An undercover investigation last week revealed that so-called “nutritional therapists” in the United Kingdom could be putting patients’ health at risk by providing them with harmful advice.
The country’s largest consumer organization, Which?, sent researchers posing as patients into the offices of 15 nutritional therapists, and all but one of the 15 offered “either potentially dangerous or misleading advice,” according to the Daily Mail. The British Dietetic Association responded to this research by stating that “anybody can set up shop as a nutritional therapist, with no qualifications” and registered dietitians are educated and registered with the Health Professions Council.
So what about here in the United States? Who can we trust to provide us with sound nutritional advice?

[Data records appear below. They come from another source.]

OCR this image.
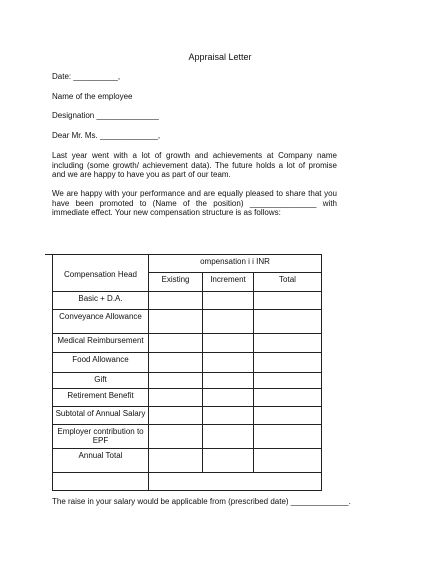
Appraisal Letter
Date: __________,
Name of the employee
Designation ______________
Dear Mr. Ms. _____________,
Last year went with a lot of growth and achievements at Company name including (some growth/ achievement data). The future holds a lot of promise and we are happy to have you as part of our team.
We are happy with your performance and are equally pleased to share that you have been promoted to (Name of the position) _______________ with immediate effect. Your new compensation structure is as follows:
Compensation Head	ompensation i i INR		
	Existing	Increment	Total
Basic + D.A.			
Conveyance Allowance			
Medical Reimbursement			
Food Allowance			
Gift			
Retirement Benefit			
Subtotal of Annual Salary			
Employer contribution to EPF			
Annual Total			

The raise in your salary would be applicable from (prescribed date) _____________.
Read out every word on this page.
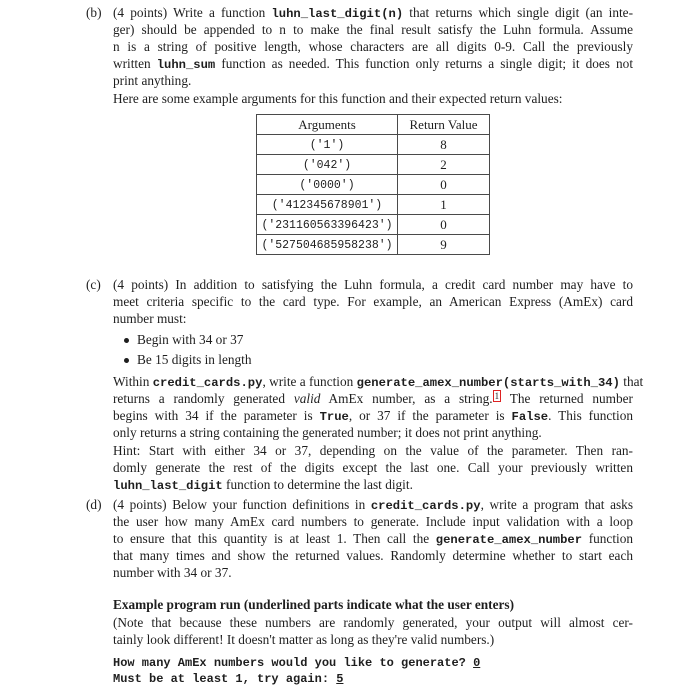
(b) (4 points) Write a function luhn_last_digit(n) that returns which single digit (an inte-
ger) should be appended to n to make the final result satisfy the Luhn formula. Assume
n is a string of positive length, whose characters are all digits 0-9. Call the previously
written luhn_sum function as needed. This function only returns a single digit; it does not
print anything.
Here are some example arguments for this function and their expected return values:
Arguments	Return Value
('1')	8
('042')	2
('0000')	0
('412345678901')	1
('231160563396423')	0
('527504685958238')	9
(c) (4 points) In addition to satisfying the Luhn formula, a credit card number may have to
meet criteria specific to the card type. For example, an American Express (AmEx) card
number must:
Begin with 34 or 37
Be 15 digits in length
Within credit_cards.py, write a function generate_amex_number(starts_with_34) that
returns a randomly generated valid AmEx number, as a string. 1 The returned number
begins with 34 if the parameter is True, or 37 if the parameter is False. This function
only returns a string containing the generated number; it does not print anything.
Hint: Start with either 34 or 37, depending on the value of the parameter. Then ran-
domly generate the rest of the digits except the last one. Call your previously written
luhn_last_digit function to determine the last digit.
(d) (4 points) Below your function definitions in credit_cards.py, write a program that asks
the user how many AmEx card numbers to generate. Include input validation with a loop
to ensure that this quantity is at least 1. Then call the generate_amex_number function
that many times and show the returned values. Randomly determine whether to start each
number with 34 or 37.
Example program run (underlined parts indicate what the user enters)
(Note that because these numbers are randomly generated, your output will almost cer-
tainly look different! It doesn't matter as long as they're valid numbers.)
How many AmEx numbers would you like to generate? 0
Must be at least 1, try again: 5
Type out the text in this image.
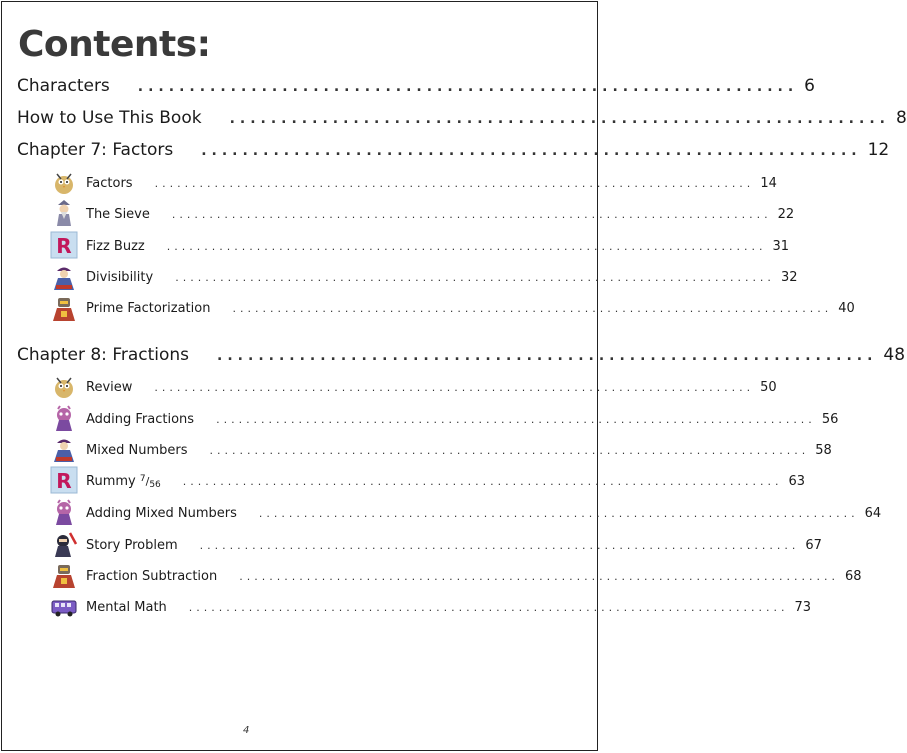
Contents:
Characters ................................................................ 6
How to Use This Book ................................................................ 8
Chapter 7: Factors ................................................................ 12
Factors ................................................................................ 14
The Sieve ................................................................................ 22
R Fizz Buzz ................................................................................ 31
Divisibility ................................................................................ 32
Prime Factorization ................................................................................ 40
Chapter 8: Fractions ................................................................ 48
Review ................................................................................ 50
Adding Fractions ................................................................................ 56
Mixed Numbers ................................................................................ 58
R Rummy $^7/_{56}$ ................................................................................ 63
Adding Mixed Numbers ................................................................................ 64
Story Problem ................................................................................ 67
Fraction Subtraction ................................................................................ 68
Mental Math ................................................................................ 73
4
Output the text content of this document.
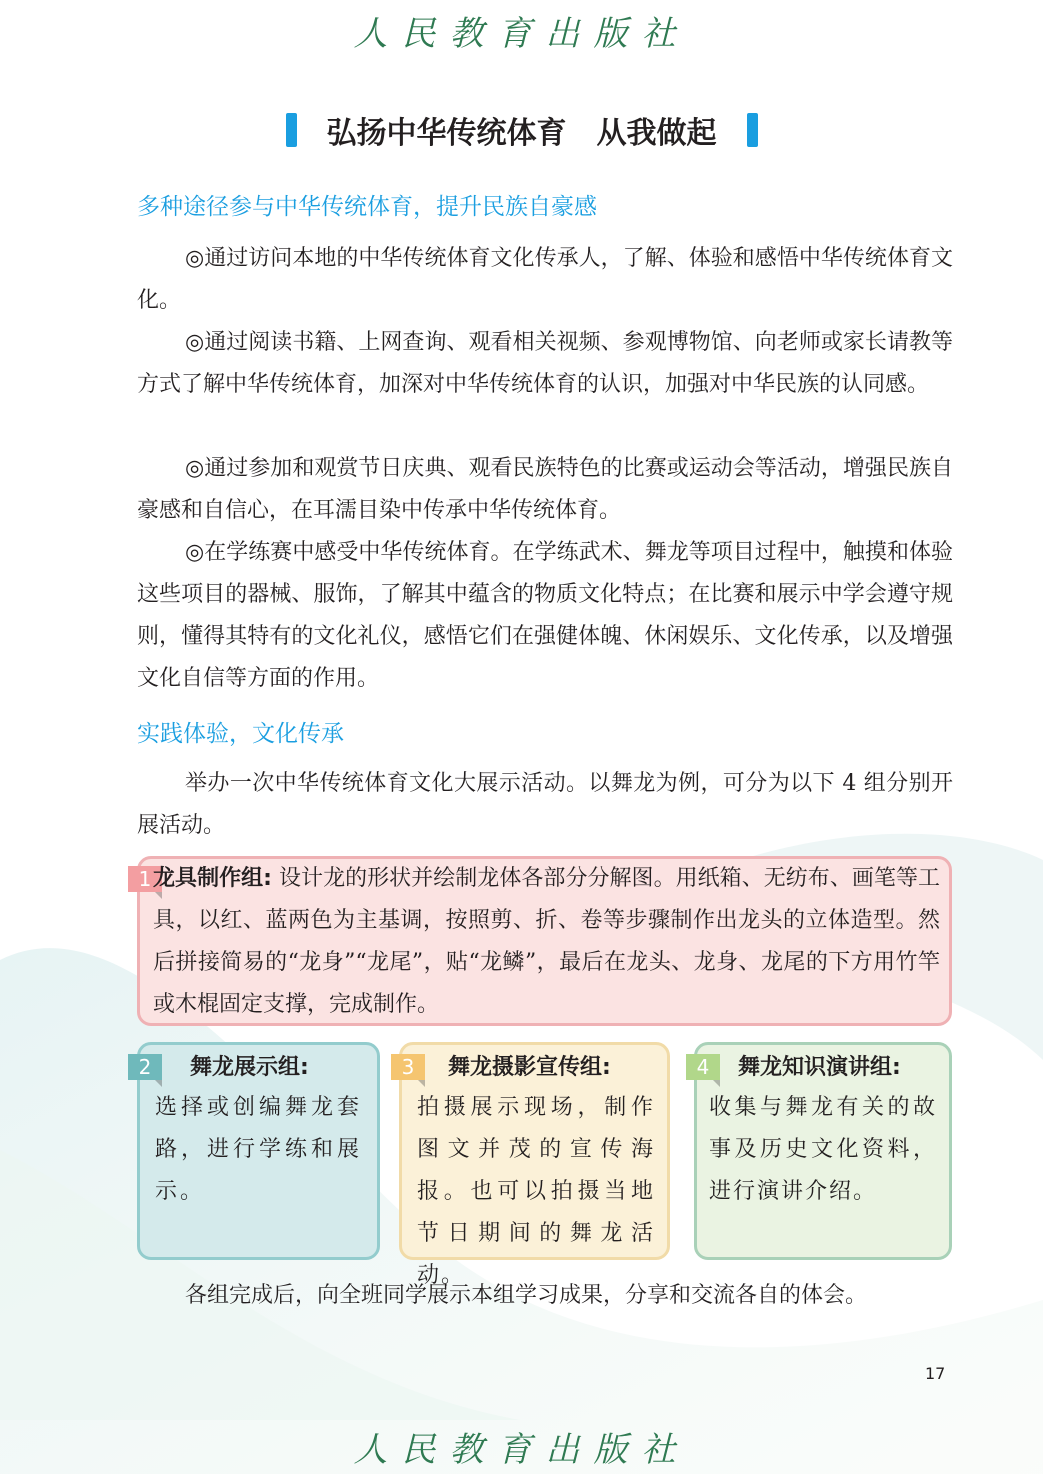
人民教育出版社
弘扬中华传统体育　从我做起
多种途径参与中华传统体育，提升民族自豪感

◎通过访问本地的中华传统体育文化传承人，了解、体验和感悟中华传统体育文化。

◎通过阅读书籍、上网查询、观看相关视频、参观博物馆、向老师或家长请教等方式了解中华传统体育，加深对中华传统体育的认识，加强对中华民族的认同感。

◎通过参加和观赏节日庆典、观看民族特色的比赛或运动会等活动，增强民族自豪感和自信心，在耳濡目染中传承中华传统体育。

◎在学练赛中感受中华传统体育。在学练武术、舞龙等项目过程中，触摸和体验这些项目的器械、服饰，了解其中蕴含的物质文化特点；在比赛和展示中学会遵守规则，懂得其特有的文化礼仪，感悟它们在强健体魄、休闲娱乐、文化传承，以及增强文化自信等方面的作用。

实践体验，文化传承

举办一次中华传统体育文化大展示活动。以舞龙为例，可分为以下 4 组分别开展活动。

1 龙具制作组: 设计龙的形状并绘制龙体各部分分解图。用纸箱、无纺布、画笔等工具，以红、蓝两色为主基调，按照剪、折、卷等步骤制作出龙头的立体造型。然后拼接简易的“龙身”“龙尾”，贴“龙鳞”，最后在龙头、龙身、龙尾的下方用竹竿或木棍固定支撑，完成制作。

2	舞龙展示组:

选择或创编舞龙套路，进行学练和展示。

3	舞龙摄影宣传组:

拍摄展示现场，制作图文并茂的宣传海报。也可以拍摄当地节日期间的舞龙活动。

4	舞龙知识演讲组:

收集与舞龙有关的故事及历史文化资料，进行演讲介绍。

各组完成后，向全班同学展示本组学习成果，分享和交流各自的体会。

17
人民教育出版社
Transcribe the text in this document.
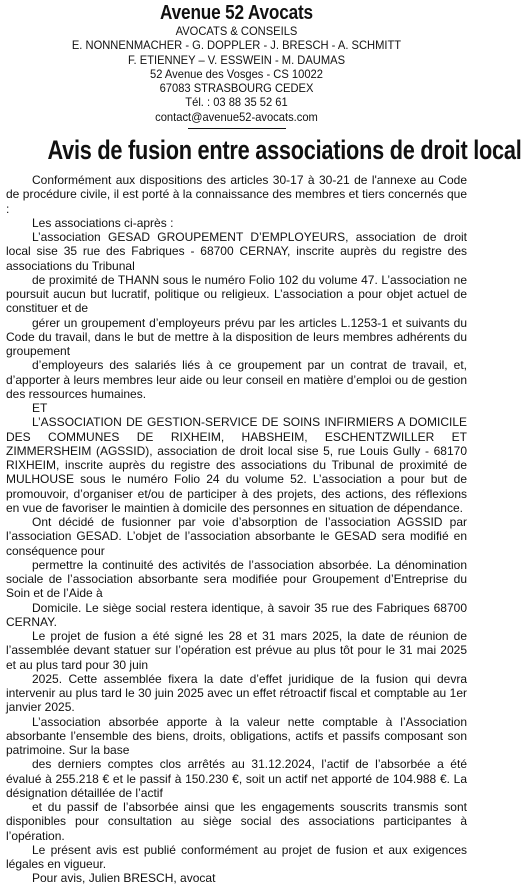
Avenue 52 Avocats

AVOCATS & CONSEILS

E. NONNENMACHER - G. DOPPLER - J. BRESCH - A. SCHMITT

F. ETIENNEY – V. ESSWEIN - M. DAUMAS

52 Avenue des Vosges - CS 10022

67083 STRASBOURG CEDEX

Tél. : 03 88 35 52 61

contact@avenue52-avocats.com

Avis de fusion entre associations de droit local

Conformément aux dispositions des articles 30-17 à 30-21 de l'annexe au Code de procédure civile, il est porté à la connaissance des membres et tiers concernés que :

Les associations ci-après :

L’association GESAD GROUPEMENT D’EMPLOYEURS, association de droit local sise 35 rue des Fabriques - 68700 CERNAY, inscrite auprès du registre des associations du Tribunal

de proximité de THANN sous le numéro Folio 102 du volume 47. L’association ne poursuit aucun but lucratif, politique ou religieux. L’association a pour objet actuel de constituer et de

gérer un groupement d’employeurs prévu par les articles L.1253-1 et suivants du Code du travail, dans le but de mettre à la disposition de leurs membres adhérents du groupement

d’employeurs des salariés liés à ce groupement par un contrat de travail, et, d’apporter à leurs membres leur aide ou leur conseil en matière d’emploi ou de gestion des ressources humaines.

ET

L’ASSOCIATION DE GESTION-SERVICE DE SOINS INFIRMIERS A DOMICILE DES COMMUNES DE RIXHEIM, HABSHEIM, ESCHENTZWILLER ET ZIMMERSHEIM (AGSSID), association de droit local sise 5, rue Louis Gully - 68170 RIXHEIM, inscrite auprès du registre des associations du Tribunal de proximité de MULHOUSE sous le numéro Folio 24 du volume 52. L’association a pour but de promouvoir, d’organiser et/ou de participer à des projets, des actions, des réflexions en vue de favoriser le maintien à domicile des personnes en situation de dépendance.

Ont décidé de fusionner par voie d’absorption de l’association AGSSID par l’association GESAD. L’objet de l’association absorbante le GESAD sera modifié en conséquence pour

permettre la continuité des activités de l’association absorbée. La dénomination sociale de l’association absorbante sera modifiée pour Groupement d’Entreprise du Soin et de l’Aide à

Domicile. Le siège social restera identique, à savoir 35 rue des Fabriques 68700 CERNAY.

Le projet de fusion a été signé les 28 et 31 mars 2025, la date de réunion de l’assemblée devant statuer sur l’opération est prévue au plus tôt pour le 31 mai 2025 et au plus tard pour 30 juin

2025. Cette assemblée fixera la date d’effet juridique de la fusion qui devra intervenir au plus tard le 30 juin 2025 avec un effet rétroactif fiscal et comptable au 1er janvier 2025.

L’association absorbée apporte à la valeur nette comptable à l’Association absorbante l’ensemble des biens, droits, obligations, actifs et passifs composant son patrimoine. Sur la base

des derniers comptes clos arrêtés au 31.12.2024, l’actif de l’absorbée a été évalué à 255.218 € et le passif à 150.230 €, soit un actif net apporté de 104.988 €. La désignation détaillée de l’actif

et du passif de l’absorbée ainsi que les engagements souscrits transmis sont disponibles pour consultation au siège social des associations participantes à l’opération.

Le présent avis est publié conformément au projet de fusion et aux exigences légales en vigueur.

Pour avis, Julien BRESCH, avocat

If your answer was “a nutritionist,” you might want to reconsider. Technically, your teenage brother or even Paula Deen could call themselves nutritionists, and there’s no institution established to determine whether or not they should. According to Livestrong.com, “no specific level of education, training or certification is required to counsel people on nutrition in most states.” This is not to say that educated and experienced nutritionists don’t exist; some obtain bachelor’s and even master’s degrees. But since there’s no regulation of the profession, you’re also susceptible to quacks who, like the nutritional therapists in the U.K., could be giving you false information that could adversely affect your health.
Dietitians, on the other hand, are regulated by the American Dietetic Association. They have a minimum four-year college degree and must complete a training program and an internship, as well as pass a national exam to be registered with the ADA. Additionally, like many registered healthcare professionals, they are required to complete a certain amount of continuing education credits every few years.
Certified clinical nutritionists vs. certified nutritional consultants
To complicate matters, there’s also something called a certified clinical nutritionist, or CCN. Livestrong.com says these individuals are licensed professionals, like dietitians. They are required to have at least a bachelor’s degree with a minimum of 15 core hours in nutrition and 15 core hours in science. Just don’t confuse this title with certified nutritional consultants. While “certified” may sound official and regulated, any individual — whether they have credentials or not — can obtain this title simply by taking an open-book exam by the American Association of Nutritional Consultants.
If you’re searching for reliable nutrition advice from an expert, it’s probably safer to find a registered dietitian, unless a nutritionist can provide you with authentic credentials that you feel confident you can trust.